Phuket’s sea gypsy communities are getting a much needed break after the Covid tourism standstill have their traditions a break from the tourism onslaught. 42 year old Sanan Changham says now there is an abundance of fish and shellfish to eat. Tourist boats have been docked at the quay, making fishing easier for the Chao Lay, or “people of the sea.“

“We don’t dive as deep as before, so it’s less dangerous.“

More than 9 million visitors came to Phuket in 2019, impacting the sea gypsies and their way of life, mostly located at the southern end of the island. The booming tourism brought a decline in fish stocks, decreasing fishing grounds and loud construction of hotels. And the traffic. Such hotels signal an even bigger threat to the 1,200 Chao Lay in Rawai, as property developers have tried to evict them from their ancestral strip of land that faces the sea.

Ngim Damrongkaset, a Rawai community representative, says he hopes the area where developers have taken a stake is abandoned.

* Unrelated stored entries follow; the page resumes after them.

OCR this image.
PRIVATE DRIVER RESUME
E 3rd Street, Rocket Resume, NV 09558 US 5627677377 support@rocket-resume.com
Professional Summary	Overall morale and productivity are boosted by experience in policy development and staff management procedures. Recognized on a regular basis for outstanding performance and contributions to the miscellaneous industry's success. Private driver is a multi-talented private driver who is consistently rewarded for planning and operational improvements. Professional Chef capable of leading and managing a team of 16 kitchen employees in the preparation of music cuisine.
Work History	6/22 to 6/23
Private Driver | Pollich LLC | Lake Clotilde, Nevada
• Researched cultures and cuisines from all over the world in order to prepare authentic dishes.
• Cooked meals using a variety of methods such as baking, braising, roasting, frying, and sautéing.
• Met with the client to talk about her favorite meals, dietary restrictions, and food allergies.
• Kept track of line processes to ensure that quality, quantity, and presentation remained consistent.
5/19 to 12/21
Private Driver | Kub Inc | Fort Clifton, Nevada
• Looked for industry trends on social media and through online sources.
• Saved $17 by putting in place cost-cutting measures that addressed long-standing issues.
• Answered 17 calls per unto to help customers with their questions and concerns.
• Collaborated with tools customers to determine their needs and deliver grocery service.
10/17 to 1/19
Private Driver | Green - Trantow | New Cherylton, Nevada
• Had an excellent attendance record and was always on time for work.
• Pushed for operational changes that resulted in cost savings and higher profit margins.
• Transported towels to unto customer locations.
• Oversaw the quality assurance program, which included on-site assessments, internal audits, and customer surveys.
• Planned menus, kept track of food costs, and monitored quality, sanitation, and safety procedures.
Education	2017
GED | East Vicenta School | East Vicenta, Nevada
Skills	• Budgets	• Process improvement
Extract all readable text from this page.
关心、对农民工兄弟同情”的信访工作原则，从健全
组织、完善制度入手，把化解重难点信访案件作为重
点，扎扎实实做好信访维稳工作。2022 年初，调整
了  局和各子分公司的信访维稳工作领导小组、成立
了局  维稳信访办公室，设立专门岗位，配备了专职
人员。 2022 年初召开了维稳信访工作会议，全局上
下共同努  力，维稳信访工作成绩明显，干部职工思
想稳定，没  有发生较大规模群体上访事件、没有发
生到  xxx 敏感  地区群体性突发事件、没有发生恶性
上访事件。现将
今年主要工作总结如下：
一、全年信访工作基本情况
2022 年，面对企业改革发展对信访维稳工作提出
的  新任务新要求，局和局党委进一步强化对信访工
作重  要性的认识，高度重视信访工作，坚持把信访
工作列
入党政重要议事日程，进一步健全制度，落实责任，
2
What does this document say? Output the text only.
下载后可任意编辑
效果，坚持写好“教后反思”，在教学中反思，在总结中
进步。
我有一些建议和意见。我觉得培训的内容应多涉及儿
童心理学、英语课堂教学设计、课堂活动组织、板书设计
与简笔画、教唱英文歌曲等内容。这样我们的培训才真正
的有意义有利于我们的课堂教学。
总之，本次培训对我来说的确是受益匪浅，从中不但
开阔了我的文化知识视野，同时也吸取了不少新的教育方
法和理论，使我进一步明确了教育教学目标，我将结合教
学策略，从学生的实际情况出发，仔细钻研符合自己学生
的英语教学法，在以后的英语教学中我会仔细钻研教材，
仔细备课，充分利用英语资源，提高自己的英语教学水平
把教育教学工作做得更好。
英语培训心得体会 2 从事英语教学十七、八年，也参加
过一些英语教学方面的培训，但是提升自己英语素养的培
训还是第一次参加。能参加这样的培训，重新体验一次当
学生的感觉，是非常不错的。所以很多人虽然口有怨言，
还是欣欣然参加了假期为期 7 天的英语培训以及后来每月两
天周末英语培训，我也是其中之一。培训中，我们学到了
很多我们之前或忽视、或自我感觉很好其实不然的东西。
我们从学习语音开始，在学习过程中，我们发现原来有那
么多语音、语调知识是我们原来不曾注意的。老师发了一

“They want to drive us out of our homes, but also to deny us access to the sea.”

For the Chao Lay people, the fight to keep their land has been unequal as most are illiterate and were unaware of the fact that they could register their land, but the government is trying to help them. One way for authorities to buy the land and entrust it to them.

Narumon Arunotai, an anthropologist at Bangkok’s Chulalongkorn University, says the government must seize the opportunity provided by the pandemic to rethink their vision on Chao Lay.

“Covid is an opportunity to change mentalities. Mass tourism in Phuket has been a catastrophe for the sea gypsies.“

The land in Rawai was originally claimed by Indonesian ancestors of Sanan, before the island became flooded with international travellers. But since tourism has become more profitable, authorities have cracked down on the sea gypsies unless they are sailing in protected marine reserves.

“Before, we risked being arrested by a patrol or having our boats confiscated.“

For the animist Chao Lay the beach is a vital space where they keep their colourful wooden boats and where they pray and give thanks to their ancestors. But not only their unique cultural heritage has helped them navigate the waters.

The Chao Lay people are experts at detecting any abnormalities in the water, as such they were able to escape before the 2004 Boxing Day Tsunami hit, while saving loads of tourists. Furthermore, Children of the Moken have 50% better visual acuity in the water than their European counterparts, according to a 2003 study.